Interview with EMP7, on December 21, 2010, stated that Performance Improvement Committee reports go to the Medical Director, and that they [EMP7] do not report Performance Improvement Committee activities to the Executive Committee.

Interview with EMP8, on December 21, 2010, revealed that they record the minutes for Medical Executive Committee, and is not aware of a Performance Improvement Committee report going to the Medical Executive Committee.

Interview with EMP9, on December 21, 2010, revealed that the Environment of Care Committee Meeting Minutes go to only the Governing Board.

Cross Reference with:
482.11 Compliance with Federal, State, Local Laws
482.12 Condition of Participation: Governing Body
482.13 (c) (2) Patient Rights: Care in Safe Setting

STAFFING AND DELIVERY OF CARE

Tag No.: A0392

Based on review of facility documents and interviews with staff (EMP), it was determined that the facility failed to follow adopted staffing guidelines for 56 of 360 shifts.

Findings:
" The Meadows Psychiatric Center Policies and Procedures, Function: Care Of The Patient, Subject: Staffing/ Nursing Care " dated April 2010, The policy stated, " ... III. Implementation A. Nursing care is provided by a team of registered nurses, licensed practical/vocational nurses and mental health technicians with specialized training to meet the needs of the population(s) being served ... B. Nursing care is provided by sufficient numbers of nursing staff members to meet the identified needs of the patients/family members twenty-four hours a day. Scheduling the program assignment of nursing personnel is anticipated and based on the identified needs of the patient population and professional qualifications of nursing staff members. Staffing grids are used as a guideline. Utilization is at the discretion of Supervisors, UNM [Unit Nurse Manager], and DON [Director of Nursing]. C. The Unit Nurse Manager and or/charge nurse will evaluate patient needs and make appropriate adjustments to the number of nursing care personnel to improve delivery of optimal patient care. Nursing supervisors are assigned during the evening, night, and weekend shifts adjust staffing in accordance with changing patient needs. "

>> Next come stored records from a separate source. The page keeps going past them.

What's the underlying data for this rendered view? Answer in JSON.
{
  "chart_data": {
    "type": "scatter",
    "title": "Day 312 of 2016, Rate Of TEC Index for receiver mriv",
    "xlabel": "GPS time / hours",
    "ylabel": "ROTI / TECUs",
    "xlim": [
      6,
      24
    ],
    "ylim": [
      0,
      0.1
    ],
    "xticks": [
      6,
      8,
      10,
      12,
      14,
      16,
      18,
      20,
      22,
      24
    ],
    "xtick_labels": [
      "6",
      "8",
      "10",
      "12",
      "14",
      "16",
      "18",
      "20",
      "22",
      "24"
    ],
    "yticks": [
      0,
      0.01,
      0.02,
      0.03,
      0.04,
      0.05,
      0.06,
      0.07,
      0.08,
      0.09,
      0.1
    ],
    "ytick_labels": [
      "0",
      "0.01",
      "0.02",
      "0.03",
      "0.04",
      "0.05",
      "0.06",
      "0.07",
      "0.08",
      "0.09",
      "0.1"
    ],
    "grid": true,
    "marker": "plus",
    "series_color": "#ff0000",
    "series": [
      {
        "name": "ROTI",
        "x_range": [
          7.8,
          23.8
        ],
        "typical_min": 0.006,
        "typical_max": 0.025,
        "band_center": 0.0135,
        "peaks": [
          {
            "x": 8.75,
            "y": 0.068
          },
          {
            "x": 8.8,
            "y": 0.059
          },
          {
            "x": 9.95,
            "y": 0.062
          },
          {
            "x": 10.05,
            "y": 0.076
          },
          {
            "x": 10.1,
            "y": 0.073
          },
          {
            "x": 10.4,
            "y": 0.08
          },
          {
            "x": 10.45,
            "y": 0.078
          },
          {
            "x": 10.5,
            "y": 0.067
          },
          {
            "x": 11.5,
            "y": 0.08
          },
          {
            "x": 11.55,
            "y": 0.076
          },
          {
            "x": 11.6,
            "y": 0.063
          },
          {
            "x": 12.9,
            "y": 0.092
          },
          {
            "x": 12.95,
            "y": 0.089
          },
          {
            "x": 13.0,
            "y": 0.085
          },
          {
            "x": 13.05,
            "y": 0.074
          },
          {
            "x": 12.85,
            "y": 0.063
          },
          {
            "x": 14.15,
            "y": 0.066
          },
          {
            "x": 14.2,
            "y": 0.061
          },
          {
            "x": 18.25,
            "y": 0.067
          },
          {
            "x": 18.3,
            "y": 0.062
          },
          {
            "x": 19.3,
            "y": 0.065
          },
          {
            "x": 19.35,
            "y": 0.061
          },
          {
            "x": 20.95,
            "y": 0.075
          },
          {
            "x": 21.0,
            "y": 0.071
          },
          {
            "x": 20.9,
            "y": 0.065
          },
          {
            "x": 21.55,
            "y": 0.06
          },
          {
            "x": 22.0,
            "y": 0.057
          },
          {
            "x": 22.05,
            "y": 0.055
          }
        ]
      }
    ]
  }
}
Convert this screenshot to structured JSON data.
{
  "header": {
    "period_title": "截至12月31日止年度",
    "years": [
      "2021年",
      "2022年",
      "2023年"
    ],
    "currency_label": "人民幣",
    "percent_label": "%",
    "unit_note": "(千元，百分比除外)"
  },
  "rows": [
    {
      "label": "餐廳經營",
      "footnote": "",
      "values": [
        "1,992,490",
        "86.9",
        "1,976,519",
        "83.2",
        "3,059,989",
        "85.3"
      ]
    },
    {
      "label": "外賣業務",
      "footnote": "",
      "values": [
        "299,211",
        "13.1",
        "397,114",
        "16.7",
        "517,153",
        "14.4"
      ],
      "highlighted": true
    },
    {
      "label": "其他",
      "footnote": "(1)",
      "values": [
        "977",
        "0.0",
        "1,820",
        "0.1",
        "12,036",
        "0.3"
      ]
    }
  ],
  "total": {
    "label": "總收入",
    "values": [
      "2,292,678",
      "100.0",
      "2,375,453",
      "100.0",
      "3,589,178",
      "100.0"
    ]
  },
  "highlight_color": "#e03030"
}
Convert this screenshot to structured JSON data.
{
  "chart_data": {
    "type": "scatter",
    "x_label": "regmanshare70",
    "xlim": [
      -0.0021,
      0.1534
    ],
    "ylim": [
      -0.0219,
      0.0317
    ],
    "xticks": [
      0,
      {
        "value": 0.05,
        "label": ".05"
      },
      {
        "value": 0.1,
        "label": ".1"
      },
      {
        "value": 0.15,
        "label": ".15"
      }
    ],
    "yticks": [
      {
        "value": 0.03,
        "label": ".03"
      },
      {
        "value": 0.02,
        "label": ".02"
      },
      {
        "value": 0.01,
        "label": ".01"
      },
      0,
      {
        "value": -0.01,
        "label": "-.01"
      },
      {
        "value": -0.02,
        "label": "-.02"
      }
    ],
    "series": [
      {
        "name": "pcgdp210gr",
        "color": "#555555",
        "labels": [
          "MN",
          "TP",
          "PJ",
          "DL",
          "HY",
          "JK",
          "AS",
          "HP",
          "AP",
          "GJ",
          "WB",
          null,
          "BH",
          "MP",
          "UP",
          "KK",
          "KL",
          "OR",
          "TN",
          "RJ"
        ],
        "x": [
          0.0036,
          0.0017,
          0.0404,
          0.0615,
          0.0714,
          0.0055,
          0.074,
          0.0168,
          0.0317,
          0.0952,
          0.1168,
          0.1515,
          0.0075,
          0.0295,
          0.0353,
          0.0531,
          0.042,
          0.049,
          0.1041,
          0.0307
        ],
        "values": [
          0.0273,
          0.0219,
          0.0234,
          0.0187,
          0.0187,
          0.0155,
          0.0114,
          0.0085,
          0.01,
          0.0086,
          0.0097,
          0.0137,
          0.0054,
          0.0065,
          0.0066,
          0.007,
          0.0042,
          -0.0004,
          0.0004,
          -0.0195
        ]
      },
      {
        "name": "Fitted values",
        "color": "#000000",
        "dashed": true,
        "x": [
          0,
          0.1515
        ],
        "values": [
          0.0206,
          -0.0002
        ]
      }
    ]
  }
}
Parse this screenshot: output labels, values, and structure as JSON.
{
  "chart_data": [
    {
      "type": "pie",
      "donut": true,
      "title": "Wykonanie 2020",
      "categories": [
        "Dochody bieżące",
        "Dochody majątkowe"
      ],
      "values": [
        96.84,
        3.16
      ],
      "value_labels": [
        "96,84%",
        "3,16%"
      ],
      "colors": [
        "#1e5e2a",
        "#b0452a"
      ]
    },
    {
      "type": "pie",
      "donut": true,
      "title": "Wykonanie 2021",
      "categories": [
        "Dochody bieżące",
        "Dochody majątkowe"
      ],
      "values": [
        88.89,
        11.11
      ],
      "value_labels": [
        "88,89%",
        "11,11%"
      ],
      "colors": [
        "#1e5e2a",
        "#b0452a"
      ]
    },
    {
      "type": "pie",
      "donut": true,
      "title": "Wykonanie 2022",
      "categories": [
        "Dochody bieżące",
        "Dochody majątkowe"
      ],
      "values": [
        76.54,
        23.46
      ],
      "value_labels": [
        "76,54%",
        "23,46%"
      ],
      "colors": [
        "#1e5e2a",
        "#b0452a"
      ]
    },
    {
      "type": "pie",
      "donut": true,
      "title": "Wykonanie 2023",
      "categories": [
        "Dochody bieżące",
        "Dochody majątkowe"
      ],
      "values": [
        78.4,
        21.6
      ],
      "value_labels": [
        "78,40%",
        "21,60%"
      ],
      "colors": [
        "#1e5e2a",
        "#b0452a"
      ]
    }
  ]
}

1) A review of staffing schedules for the month of June 1 - June 30, 2010, revealed that staff were often pulled to other units from their initial unit assigned. A total of 360 shifts for all four units were documented from June 1 - June 30, 2010. 56 shifts were not staffed according to the facility's staffing guidelines.

2) An interview was conducted with EMP2, December 21, 2010, at 11:00 AM. EMP2 was queried regarding staffing on the Children's, Adolescent, Adult, and Stabilization Units. A review of staffing schedules for the month of June 1 - June 30, 2010, was conducted with EMP2. EMP2 confirmed that the facility failed to follow their staffing grid for 56 of 360 shifts. EMP2 confirmed staffing requirements for each unit are based on census. Staff guidelines were inclusive for each unit: Registered Nurse(s), Licensed Practical Nurse(s), Mental Health Technician(s)(MHT(s)), Mental Health Technician II (s)(MHT2(s), and a day shift secretary.